Colt winced. “Your arm is broken,” he said. “It’s nothing,” Sharol said. He threw Colt his gun back. Colt caught it one-handed. His own arm was badly burnt. “Come on!”

“Where?”

“Back to the bar. Before spaceport security or more of these creatures show up.”

“You want a drink that badly?”

But Colt was rising, following the Venusian. His rifle was back in its place, his gun back in its holster. He felt good. It felt good to be alive, on Venus or any other world.

“Wait,” he said, as they approached the bar. The bodies of ant-things littered the ground here, where Colt and Sharol had killed them. He knelt beside one, examined it cautiously. “What are they?” Sharol said.

“ReplicAnts …” Colt said. He turned one armored foot over, squinting. Imprinted into the metal, as he had expected, was a serial number. The memory returned. He had never seen them, until now … “They were manufactured back in the Jovean Wars,” he said. “The bodies of human conscripts, embalmed alive into machine bodies. They were meant for war in space, not on the ground. I had thought that all of them were decommissioned and destroyed years ago.”

“So how did they come to be here?” Sharol asked, and Colt said, “I have no idea.”

“Come on,” Sharol said, losing interest. He pushed into the dark interior of the bar and Colt followed. The bottle of arkia miraculously remained undamaged, though it had fallen to the floor. Sharol picked it up, took a long swig, and handed it to Colt. The drink burned pleasantly as it slid down his throat. The corpse of the man who had begun all this lay on the floor. “Roog,” Sharol said thoughtfully.

“Treasure,” Colt said. They traded glances. “Well,” Colt said, “I guess we’ll never know where he came from.”

Sharol laughed. It was a surprisingly deep sound, and it echoed around the silent room. “I told you, Earthman,” he said. “Death is not the end. Here. Fetch me your knife.”

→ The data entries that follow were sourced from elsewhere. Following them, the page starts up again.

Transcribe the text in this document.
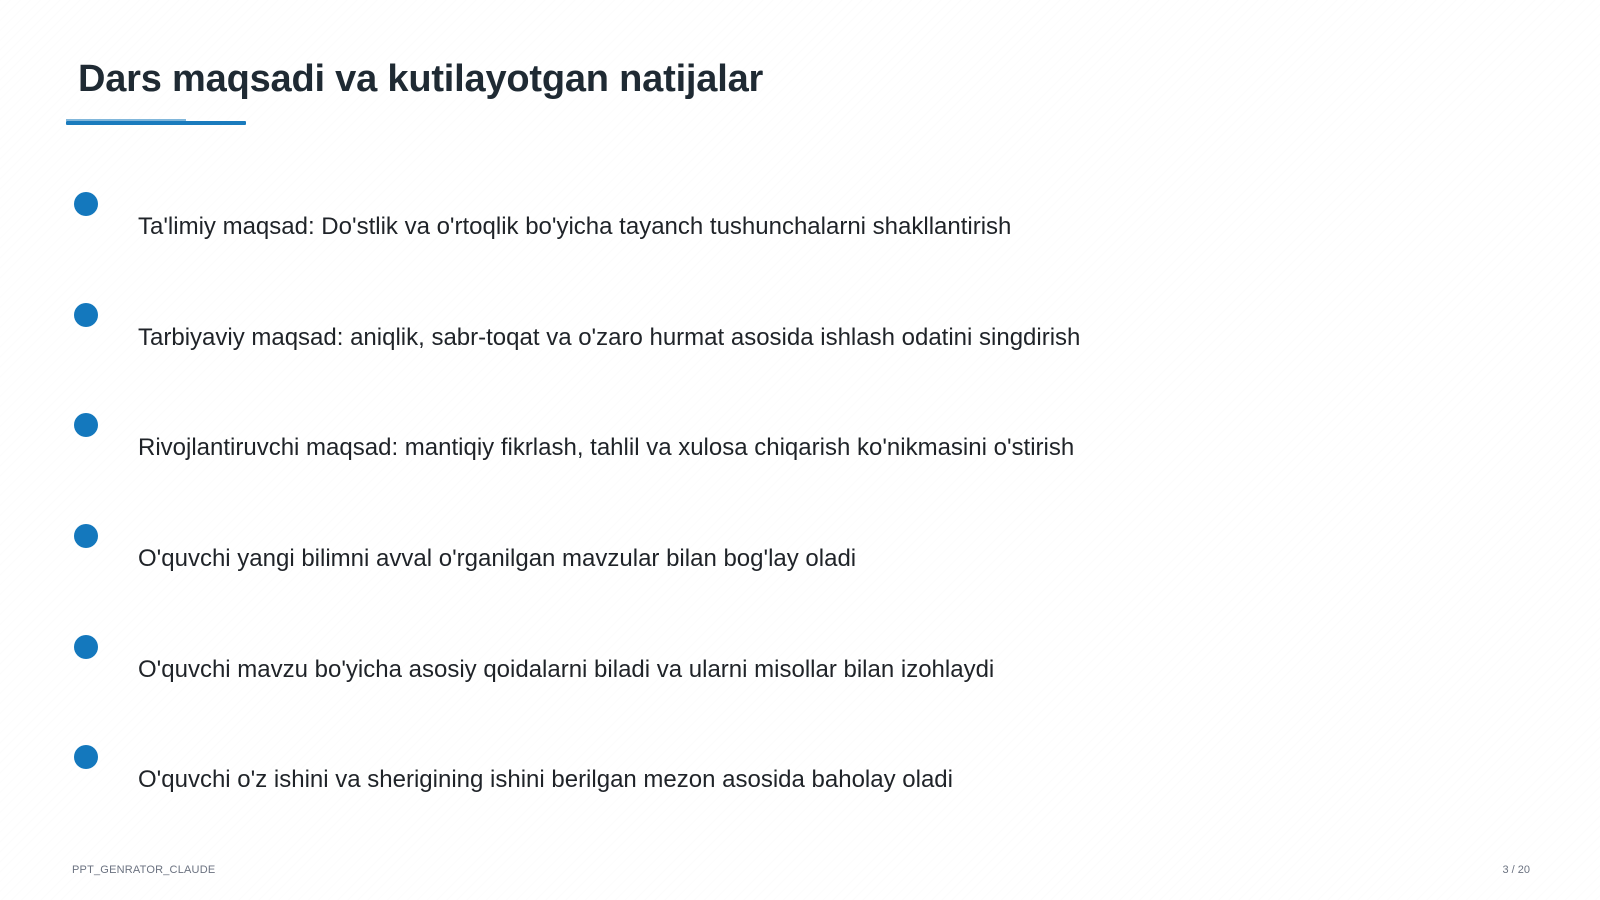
Dars maqsadi va kutilayotgan natijalar
Ta'limiy maqsad: Do'stlik va o'rtoqlik bo'yicha tayanch tushunchalarni shakllantirish
Tarbiyaviy maqsad: aniqlik, sabr-toqat va o'zaro hurmat asosida ishlash odatini singdirish
Rivojlantiruvchi maqsad: mantiqiy fikrlash, tahlil va xulosa chiqarish ko'nikmasini o'stirish
O'quvchi yangi bilimni avval o'rganilgan mavzular bilan bog'lay oladi
O'quvchi mavzu bo'yicha asosiy qoidalarni biladi va ularni misollar bilan izohlaydi
O'quvchi o'z ishini va sherigining ishini berilgan mezon asosida baholay oladi
PPT_GENRATOR_CLAUDE	3 / 20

So the Venusian had noticed Colt’s concealed dagger. He had proven himself a man of action, as good as any Earthman, if not better. He was worthy of grudging respect. And so Colt drew the knife, still slimed with the ReplicAnt’s goo, its blood, and tossed it to the Venusian, who caught it easily with his good hand. “What are you going to—” Colt began, but the Venusian merely grinned cheerfully as he knelt by the dead man. Sharol applied the sharp knife to the dead man’s throat and began to saw off the head, whistling cheerfully as he worked. Colt took another swig of arkia. In moments, it was over, and Sharol straightened up, tossed Colt back the knife, and picked up the dead man’s head by the hair. The face stared sorrowfully at Colt.